On the surface, there is nothing revolutionary about this programme – it has all the usual hallmarks of its genre. Stefan and Rash dislike each other at first, but find circumstance thrusts them together on numerous unlikely occasions – who woulda thunk these two oddballs would become partners in crime prevention!!! Both have older bosses who raise exasperated eyebrows at their unconventional but often effective methods. Each work on cases at first, seemingly unrelated to one another, but each time slowly are revealed to be intertwined.

But there is something slightly strange about this programme that’s apparent from the very first episode. As Radio Times critic Huw Fullerton wrote in his review of the show’s opening case, New Blood is “obsessed” with the London property market:

“Throughout the first few episodes lead characters Stefan and Rash regularly suspend their investigations into murder and corruption to fret about getting on the housing ladder, the rights they have to fixed rent and the logistics of getting a mortgage on a low salary.  Even one of the series’ villains couldn’t resist getting in on the property action, evilly swilling a glass of wine and threatening his niece with eviction from her rent-free Zone 1 flat if she didn’t keep supplying him with illicit information.”

“I know how hard it is for young professionals in London,” the villain in question purrs. “House prices are ridiculous.” And as further cases have unfolded, including last night’s finale, this streak has only become more extreme. Some of the series most significant events are motivated by people hoping to preserve the value of their luxurious central properties; Rash’s sister gives him the details of a potential room in Wandsworth as a kind of present; Stefan and Rash are thrown together by their shared desperate need to find somewhere affordable to live.
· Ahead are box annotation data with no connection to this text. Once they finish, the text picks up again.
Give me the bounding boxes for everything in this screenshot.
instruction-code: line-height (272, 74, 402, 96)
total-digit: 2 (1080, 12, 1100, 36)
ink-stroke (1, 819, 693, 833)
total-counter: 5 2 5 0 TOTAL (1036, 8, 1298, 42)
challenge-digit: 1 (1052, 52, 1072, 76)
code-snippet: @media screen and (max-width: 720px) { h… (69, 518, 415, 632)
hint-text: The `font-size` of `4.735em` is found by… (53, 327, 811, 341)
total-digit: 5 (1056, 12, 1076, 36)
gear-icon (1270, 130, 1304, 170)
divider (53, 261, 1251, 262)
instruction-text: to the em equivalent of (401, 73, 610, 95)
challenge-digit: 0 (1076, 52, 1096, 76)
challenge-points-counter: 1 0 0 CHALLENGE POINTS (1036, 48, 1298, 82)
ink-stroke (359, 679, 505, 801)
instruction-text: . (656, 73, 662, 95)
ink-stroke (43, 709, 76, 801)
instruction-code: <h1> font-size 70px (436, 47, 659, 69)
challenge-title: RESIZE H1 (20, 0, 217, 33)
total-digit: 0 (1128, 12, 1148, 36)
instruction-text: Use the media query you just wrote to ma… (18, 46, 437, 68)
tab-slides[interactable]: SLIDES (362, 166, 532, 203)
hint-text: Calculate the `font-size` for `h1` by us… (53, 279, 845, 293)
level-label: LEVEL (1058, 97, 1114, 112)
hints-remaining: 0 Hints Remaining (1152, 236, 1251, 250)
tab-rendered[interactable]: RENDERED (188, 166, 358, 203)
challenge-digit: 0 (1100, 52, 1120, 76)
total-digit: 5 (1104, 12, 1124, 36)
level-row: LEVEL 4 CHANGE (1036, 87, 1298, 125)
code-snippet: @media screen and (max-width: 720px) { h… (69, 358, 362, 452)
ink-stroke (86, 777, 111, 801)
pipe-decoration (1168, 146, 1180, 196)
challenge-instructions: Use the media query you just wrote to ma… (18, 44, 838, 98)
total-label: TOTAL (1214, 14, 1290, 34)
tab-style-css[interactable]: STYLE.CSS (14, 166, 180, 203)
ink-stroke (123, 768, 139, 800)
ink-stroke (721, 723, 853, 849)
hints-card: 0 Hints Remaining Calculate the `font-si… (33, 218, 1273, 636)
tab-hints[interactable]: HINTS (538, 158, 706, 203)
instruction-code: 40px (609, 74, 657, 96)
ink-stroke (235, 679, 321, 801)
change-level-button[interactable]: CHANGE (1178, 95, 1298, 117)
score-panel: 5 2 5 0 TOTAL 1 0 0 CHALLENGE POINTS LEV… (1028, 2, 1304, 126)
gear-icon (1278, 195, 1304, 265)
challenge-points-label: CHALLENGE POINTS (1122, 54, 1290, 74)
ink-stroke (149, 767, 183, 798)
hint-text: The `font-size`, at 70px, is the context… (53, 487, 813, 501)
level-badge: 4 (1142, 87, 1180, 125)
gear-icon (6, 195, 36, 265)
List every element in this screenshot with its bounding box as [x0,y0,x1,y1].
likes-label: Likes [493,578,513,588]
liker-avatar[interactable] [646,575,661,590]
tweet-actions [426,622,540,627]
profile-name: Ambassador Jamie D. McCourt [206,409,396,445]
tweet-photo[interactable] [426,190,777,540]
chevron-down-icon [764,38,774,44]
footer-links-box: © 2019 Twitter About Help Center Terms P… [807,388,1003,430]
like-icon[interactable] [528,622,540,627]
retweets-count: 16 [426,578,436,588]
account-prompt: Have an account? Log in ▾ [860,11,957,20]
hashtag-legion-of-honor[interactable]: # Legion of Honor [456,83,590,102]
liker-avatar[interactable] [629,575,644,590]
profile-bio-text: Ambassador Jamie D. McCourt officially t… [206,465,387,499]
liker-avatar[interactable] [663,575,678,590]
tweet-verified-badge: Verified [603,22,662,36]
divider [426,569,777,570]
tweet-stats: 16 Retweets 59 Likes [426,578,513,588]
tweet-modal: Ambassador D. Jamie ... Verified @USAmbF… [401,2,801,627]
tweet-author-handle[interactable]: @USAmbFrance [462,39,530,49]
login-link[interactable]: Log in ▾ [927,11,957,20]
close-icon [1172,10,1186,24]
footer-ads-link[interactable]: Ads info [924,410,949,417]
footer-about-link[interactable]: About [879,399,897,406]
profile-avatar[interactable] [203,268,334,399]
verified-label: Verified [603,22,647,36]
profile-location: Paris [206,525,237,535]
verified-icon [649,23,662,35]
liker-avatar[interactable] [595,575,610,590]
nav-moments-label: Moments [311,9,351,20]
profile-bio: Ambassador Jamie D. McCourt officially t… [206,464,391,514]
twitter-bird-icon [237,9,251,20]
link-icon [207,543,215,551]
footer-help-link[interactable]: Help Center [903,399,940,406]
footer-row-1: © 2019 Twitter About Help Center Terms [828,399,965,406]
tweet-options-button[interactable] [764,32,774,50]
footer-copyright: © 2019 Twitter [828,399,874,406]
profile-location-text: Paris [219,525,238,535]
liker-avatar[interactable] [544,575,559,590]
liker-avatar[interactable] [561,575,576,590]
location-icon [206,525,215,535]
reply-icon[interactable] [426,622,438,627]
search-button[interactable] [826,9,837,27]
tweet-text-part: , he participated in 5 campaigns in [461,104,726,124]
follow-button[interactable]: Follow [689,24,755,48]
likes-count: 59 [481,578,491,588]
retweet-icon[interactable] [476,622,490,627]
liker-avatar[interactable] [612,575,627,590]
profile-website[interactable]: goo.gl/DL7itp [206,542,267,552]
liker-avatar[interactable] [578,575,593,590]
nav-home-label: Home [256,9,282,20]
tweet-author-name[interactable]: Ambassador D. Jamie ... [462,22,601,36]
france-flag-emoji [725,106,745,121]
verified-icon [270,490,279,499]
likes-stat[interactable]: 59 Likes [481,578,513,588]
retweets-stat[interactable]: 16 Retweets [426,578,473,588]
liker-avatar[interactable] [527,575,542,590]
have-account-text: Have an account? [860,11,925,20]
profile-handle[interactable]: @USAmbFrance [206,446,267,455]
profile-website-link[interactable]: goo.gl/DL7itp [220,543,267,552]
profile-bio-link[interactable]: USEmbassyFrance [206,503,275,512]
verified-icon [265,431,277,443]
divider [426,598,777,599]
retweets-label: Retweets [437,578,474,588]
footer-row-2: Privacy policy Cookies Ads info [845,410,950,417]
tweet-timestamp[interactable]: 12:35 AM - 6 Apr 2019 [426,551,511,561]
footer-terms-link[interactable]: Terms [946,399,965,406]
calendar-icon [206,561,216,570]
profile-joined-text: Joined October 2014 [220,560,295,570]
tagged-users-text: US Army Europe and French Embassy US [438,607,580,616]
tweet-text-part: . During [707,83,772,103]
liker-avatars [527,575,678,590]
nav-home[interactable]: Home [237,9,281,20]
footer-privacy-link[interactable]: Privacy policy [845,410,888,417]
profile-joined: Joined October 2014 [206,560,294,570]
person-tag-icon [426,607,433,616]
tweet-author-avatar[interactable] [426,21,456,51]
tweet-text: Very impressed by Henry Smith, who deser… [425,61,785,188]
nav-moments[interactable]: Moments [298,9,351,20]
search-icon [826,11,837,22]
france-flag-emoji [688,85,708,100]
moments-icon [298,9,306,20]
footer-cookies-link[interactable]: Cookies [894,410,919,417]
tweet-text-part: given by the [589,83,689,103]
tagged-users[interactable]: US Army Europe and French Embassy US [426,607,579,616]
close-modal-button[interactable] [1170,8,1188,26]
One of the highest-octane moments of the series’s final episode involves an action montage of the pair running across London after a traumatic car accident to make their scheduled time for a flat viewing. It’s almost laughable.

But it’s not just property that drives the characters and plots on New Blood. It’s all the concerns of millennial life in London – immigration levels, transport, the environment, isolation and mental health. Stefan and Rash cycle to their insecure jobs (both are constantly being fired) and undercover meetings with big pharma bosses and property developers, trying to right the great wrongs of the city. Stefan uses his Polish language abilities to communicate with the low-paid workers often exploited by the villains of each case – one of whom says to him, “Do you know how hard we work? How little we earn? This city never gives you any chances.”

Debates about high-rise developments and corporate greed nestle in with chatty dialogue about being underpaid, unappreciated and undermined by the city. Even the deaths seem to play on urban anxieties: a man tumbles to his death from an E3 tower block, while a woman suffers a fatal fall from a tall escalator at an underground station, her death calmly declared in an announcement that continues, “There is a good service on all other lines.”

The result is an overly earnest but surprisingly accurate portrait of a certain kind of young professional in London – the only thing that stopped me laughing at the constant overwrought references the housing crisis was thinking of how much of my own brain-space is dedicated to thinking about rent, and how much I talk about it as a result.

It also means the show has a refreshing take on villains – there are no stereotypical lone-wolf terrorists or crazed spurned women here. Instead, Stefan and Rash repeatedly attempt to arrest the uber-rich and powerful: criminals who can hide behind facades of legitimacy and wealth. The show’s very premise – the Serious Fraud Office and the police teaming up to form a heroic young double act – rests on the idea that the city’s greatest injustices are made by corporations and corrupt governments hoping to fleece the ordinary individuals that live there.

Many reviewers have criticised the show for being too on-the-nose in its urban criticisms, but for me that’s where the hilarity and the joy of this show lies. Where else could the line, “You wouldn’t want that, any more than you would want to lose this flat” be delivered with such delicious venom?

Anna Leszkiewicz is a pop culture writer at the New Statesman.